Colonel Clifford went to investigate and found Company B engaged in a bitter fight. While he was there the company sustained six casualties. One of the men had been shot through the thigh and was unable to walk. Since the heavy underbrush and bad trails made it impossible for two men to carry him on a litter, Colonel Clifford carried the wounded soldier on his back for about a mile to the command post, over a difficult mountain trail which ran for several hundred yards in the bed of a swift stream.[33] Colonel Clifford was awarded a Distinguished Service Cross.[34]

At nightfall Company B was separated from the rest of the battalion. Colonel Clifford decided to pull the company off the ridge and replace it with Company C. He was determined to hold what he had “at all costs.”[35] During the day General Sibert attached the battalion to the 32d Division.

Red Badge of Courage

At daylight on 18 November Colonel Clifford brought heavy machine guns into place on the perimeter of the battalion and began to fire on the enemy positions on Ridge Number 3, catching a group of about twenty-five Japanese who were cooking their breakfast. At 0700 a carrying party with rations and medical supplies moved out toward the besieged Company B, and at 1100 Company C started forward to relieve the company. Colonel Clifford decided to displace a platoon at a time during the day. Under intense rifle fire, Company C succeeded in relieving Company B. The fire fight continued throughout the day, and approximately fifty more Japanese were killed. At 1200 the battalion conducted burial services for Henry Kilay, a Filipino soldier and guide who had served the battalion well.[36] During the night and continuing into 19 November, Japanese heavy machine guns fired into the perimeter on Ridge Number 2.

In the meantime the enemy began to deliver heavy fire against Company B, which had moved to the south flank of the battalion on Kilay Ridge. Colonel Clifford estimated the Japanese assault force to be one reinforced company well equipped with mortars and light machine guns. By 0905 on 19 November the Japanese had destroyed one heavy machine gun and had begun a flanking movement to the east of the southernmost outpost of Company B.

The artillery liaison party moved south and directed artillery fire on the enemy. By 1150, however, Company B was being surrounded and its ammunition was very low. Colonel Clifford made a reconnaissance of the area and ordered the besieged company to fall back 100 yards to the north and set up a strong point with the assistance of Company A. The next morning Company A was to attack and retake the knoll from which Company B had been forced to retire. Because of strong Japanese resistance, the gradual attrition of the battalion’s forces, and the “extreme scarcity” of ammunition, Colonel Clifford also decided to have Company C withdraw from Ridge Number 2 to Kilay Ridge on the following morning.[37]
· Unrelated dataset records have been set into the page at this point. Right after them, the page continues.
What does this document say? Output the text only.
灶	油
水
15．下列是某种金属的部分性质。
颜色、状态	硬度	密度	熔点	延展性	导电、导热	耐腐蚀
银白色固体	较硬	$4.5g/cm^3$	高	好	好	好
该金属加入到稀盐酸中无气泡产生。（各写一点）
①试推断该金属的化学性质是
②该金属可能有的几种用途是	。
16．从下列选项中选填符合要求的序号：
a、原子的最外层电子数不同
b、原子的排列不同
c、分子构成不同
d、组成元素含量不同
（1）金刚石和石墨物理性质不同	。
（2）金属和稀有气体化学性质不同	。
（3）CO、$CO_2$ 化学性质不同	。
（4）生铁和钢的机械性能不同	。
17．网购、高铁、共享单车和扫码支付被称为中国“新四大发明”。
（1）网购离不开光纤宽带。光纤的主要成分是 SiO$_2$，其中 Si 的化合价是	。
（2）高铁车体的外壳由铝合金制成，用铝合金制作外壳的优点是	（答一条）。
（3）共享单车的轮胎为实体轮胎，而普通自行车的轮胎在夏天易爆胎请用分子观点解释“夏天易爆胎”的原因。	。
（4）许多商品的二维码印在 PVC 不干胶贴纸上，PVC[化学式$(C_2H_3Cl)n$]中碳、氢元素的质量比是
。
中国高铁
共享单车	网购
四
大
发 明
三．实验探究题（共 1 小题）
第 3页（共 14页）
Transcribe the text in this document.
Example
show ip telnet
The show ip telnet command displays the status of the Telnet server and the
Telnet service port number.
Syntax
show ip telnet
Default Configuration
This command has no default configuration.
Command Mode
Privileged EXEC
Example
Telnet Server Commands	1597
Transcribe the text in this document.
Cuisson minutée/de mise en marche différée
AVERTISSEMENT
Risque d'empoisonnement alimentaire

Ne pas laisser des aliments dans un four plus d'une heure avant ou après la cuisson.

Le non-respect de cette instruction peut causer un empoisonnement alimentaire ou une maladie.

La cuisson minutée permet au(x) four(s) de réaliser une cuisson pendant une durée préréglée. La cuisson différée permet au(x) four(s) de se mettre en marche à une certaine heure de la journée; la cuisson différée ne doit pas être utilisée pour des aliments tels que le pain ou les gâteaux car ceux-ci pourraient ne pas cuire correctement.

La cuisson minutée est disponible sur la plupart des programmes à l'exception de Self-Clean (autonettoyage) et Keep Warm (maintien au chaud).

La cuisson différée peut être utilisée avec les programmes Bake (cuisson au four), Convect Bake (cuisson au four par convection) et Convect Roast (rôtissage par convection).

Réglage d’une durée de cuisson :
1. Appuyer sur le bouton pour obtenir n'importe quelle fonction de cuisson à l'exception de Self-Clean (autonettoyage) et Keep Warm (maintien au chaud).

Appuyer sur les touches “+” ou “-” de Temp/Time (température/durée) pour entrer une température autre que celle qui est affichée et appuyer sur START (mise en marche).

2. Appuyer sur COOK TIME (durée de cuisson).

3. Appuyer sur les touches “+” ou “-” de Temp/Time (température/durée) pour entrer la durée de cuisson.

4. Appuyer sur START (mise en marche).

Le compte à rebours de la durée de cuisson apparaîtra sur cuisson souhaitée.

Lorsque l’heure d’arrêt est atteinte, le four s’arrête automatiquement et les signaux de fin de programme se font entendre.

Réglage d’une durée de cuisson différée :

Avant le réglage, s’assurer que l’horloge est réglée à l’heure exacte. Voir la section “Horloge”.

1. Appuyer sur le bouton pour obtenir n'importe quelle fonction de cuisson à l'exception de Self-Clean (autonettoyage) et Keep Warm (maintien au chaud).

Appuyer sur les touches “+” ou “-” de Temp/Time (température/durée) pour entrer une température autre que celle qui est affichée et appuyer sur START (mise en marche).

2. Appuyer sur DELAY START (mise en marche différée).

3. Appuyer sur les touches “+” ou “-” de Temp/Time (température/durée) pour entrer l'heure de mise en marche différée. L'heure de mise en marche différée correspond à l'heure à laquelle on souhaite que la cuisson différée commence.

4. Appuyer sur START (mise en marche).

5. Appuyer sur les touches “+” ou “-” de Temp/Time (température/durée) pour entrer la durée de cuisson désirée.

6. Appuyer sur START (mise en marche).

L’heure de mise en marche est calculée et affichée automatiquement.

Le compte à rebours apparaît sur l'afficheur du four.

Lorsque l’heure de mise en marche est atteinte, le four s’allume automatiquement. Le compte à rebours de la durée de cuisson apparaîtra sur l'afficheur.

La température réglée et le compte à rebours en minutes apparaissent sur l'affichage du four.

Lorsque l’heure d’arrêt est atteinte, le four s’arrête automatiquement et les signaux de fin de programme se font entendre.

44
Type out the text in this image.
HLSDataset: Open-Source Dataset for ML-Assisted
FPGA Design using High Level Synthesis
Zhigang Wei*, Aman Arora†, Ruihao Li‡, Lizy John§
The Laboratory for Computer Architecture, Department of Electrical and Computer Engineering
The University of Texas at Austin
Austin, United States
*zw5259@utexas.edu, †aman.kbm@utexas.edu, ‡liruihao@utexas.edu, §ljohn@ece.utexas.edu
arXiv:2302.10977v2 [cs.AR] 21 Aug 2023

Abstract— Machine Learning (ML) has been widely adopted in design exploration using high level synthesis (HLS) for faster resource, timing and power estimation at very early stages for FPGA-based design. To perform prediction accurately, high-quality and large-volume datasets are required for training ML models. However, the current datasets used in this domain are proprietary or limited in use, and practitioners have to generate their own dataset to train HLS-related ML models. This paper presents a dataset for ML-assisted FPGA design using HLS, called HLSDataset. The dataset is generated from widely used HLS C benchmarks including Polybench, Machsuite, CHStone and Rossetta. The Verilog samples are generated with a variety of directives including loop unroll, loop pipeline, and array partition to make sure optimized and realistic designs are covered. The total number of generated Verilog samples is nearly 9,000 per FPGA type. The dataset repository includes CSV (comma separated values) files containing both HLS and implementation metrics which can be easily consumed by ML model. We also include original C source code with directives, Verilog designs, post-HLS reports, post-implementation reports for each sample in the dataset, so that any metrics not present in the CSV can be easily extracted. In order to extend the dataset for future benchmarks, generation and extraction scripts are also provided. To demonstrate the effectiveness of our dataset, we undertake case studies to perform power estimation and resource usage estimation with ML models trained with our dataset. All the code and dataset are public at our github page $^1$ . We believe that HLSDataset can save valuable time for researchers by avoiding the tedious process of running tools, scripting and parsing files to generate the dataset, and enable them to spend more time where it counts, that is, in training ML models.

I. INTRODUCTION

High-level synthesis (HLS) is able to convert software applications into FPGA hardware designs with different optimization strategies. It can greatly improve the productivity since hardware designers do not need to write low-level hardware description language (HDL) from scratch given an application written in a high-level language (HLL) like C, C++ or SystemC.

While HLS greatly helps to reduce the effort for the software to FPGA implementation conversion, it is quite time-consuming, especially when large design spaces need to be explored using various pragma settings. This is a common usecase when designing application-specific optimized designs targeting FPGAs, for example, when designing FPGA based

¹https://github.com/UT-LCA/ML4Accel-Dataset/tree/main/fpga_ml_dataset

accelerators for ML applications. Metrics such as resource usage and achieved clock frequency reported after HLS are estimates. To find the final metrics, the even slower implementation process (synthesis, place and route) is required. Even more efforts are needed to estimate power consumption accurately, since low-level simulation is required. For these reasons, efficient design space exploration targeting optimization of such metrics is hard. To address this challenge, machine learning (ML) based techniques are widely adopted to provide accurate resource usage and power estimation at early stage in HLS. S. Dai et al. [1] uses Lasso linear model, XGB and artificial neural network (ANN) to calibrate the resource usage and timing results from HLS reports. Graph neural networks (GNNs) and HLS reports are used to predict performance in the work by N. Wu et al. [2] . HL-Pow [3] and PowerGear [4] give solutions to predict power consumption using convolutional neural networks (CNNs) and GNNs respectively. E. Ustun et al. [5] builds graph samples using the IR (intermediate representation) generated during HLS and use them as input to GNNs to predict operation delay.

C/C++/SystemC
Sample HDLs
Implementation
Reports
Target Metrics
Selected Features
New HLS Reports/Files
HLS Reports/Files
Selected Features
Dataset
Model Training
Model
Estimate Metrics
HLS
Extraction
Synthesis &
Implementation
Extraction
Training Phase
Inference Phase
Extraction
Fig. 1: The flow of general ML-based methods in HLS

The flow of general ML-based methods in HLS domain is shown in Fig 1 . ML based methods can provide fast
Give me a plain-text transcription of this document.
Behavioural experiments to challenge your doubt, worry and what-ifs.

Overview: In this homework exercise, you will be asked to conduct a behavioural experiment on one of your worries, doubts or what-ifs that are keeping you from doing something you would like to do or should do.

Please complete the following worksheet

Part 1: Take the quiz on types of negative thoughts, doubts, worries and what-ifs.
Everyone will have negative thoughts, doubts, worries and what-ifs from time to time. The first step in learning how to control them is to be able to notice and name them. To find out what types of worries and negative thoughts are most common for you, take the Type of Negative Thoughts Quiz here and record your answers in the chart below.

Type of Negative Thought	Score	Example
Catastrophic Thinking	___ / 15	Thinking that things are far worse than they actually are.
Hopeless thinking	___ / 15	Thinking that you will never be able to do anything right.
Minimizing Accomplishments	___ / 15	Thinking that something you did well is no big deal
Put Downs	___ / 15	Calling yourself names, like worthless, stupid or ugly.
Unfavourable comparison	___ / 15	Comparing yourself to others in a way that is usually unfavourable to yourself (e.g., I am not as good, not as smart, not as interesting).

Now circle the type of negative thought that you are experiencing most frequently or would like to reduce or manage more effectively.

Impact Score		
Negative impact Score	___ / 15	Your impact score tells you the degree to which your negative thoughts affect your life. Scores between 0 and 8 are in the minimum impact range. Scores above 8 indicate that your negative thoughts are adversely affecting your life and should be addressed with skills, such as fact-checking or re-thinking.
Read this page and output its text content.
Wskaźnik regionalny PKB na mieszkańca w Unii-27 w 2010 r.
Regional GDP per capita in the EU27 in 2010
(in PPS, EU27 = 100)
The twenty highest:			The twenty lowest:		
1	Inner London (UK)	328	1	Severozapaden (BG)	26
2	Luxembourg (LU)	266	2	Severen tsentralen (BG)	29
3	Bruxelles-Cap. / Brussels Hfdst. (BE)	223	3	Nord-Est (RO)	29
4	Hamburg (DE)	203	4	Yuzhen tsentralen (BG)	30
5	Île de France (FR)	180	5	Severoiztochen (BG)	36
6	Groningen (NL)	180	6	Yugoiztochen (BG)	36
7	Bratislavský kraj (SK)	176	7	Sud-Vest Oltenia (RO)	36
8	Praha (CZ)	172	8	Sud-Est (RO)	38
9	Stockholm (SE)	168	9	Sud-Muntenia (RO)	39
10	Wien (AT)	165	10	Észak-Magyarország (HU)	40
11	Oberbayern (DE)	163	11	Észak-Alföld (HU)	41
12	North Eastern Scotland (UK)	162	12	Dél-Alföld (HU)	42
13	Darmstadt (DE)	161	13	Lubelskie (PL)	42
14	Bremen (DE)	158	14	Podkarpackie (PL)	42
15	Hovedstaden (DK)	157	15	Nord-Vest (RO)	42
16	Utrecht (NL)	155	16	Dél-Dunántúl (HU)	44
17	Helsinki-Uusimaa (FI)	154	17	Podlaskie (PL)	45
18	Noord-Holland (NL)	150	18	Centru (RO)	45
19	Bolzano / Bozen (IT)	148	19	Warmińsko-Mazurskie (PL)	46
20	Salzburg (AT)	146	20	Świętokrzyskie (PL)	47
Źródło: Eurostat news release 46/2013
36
Rain fell constantly upon the troops and churned the surface of the ridge into a “slick mass of mud and slime.”[38] Men were tired. With insufficient rations, broken sleep in sodden foxholes, and constant harassing fire, many had sickened. Fever, dysentery, and foot ulcers were commonplace.

Early on the morning of 20 November Company C withdrew silently in the rain without the knowledge of the Japanese, who threw an attack of company strength against the position thirty minutes after it had been vacated. Company C established a strong position 200 yards south of the battalion command post. The artillery fired intermittently on the enemy to the south until 1200, when it concentrated its fire in front of Company B. So intense was the rain that although artillery shells were falling only 150 yards away, the artillery liaison party had to adjust the fire almost entirely by sound. At 1225 Company B moved out in an effort to retake the knoll from which the enemy had launched his attacks the previous day, but it came under intense rifle and mortar fire which forced it to retire. At this point the battalion’s supply of ammunition became critically low.[39]

The downpour continued through the night and the next day. Patrols, sent to search for a means of flanking the Japanese, were unsuccessful, but they brought back information which made it possible to place artillery and mortar fire on enemy positions. At 1430 Colonel Clifford received the report that two strong Japanese columns were converging on the battalion from the southeast and northeast. One of the platoons from Company C moved to the north end of the ridge to assure that the supply line to Consuegra would be kept open. A carrying party from Consuegra brought in rations and at 1705 the battalion received an airdrop of blankets, ammunition, and litters.[40] There was no major enemy contact.

The rains persisted during the night and the next day, 22 November. Throughout the morning, patrols probed the area. At 1130 the battalion received an airdrop of ammunition, medical supplies, and ponchos. The main perimeter lines were comparatively quiet until 1430 when the enemy pinned down Company B with heavy fire and assaulted Company A. These attacks rapidly grew in intensity. The Japanese with fixed bayonets charged against the perimeters and almost completely surrounded both companies.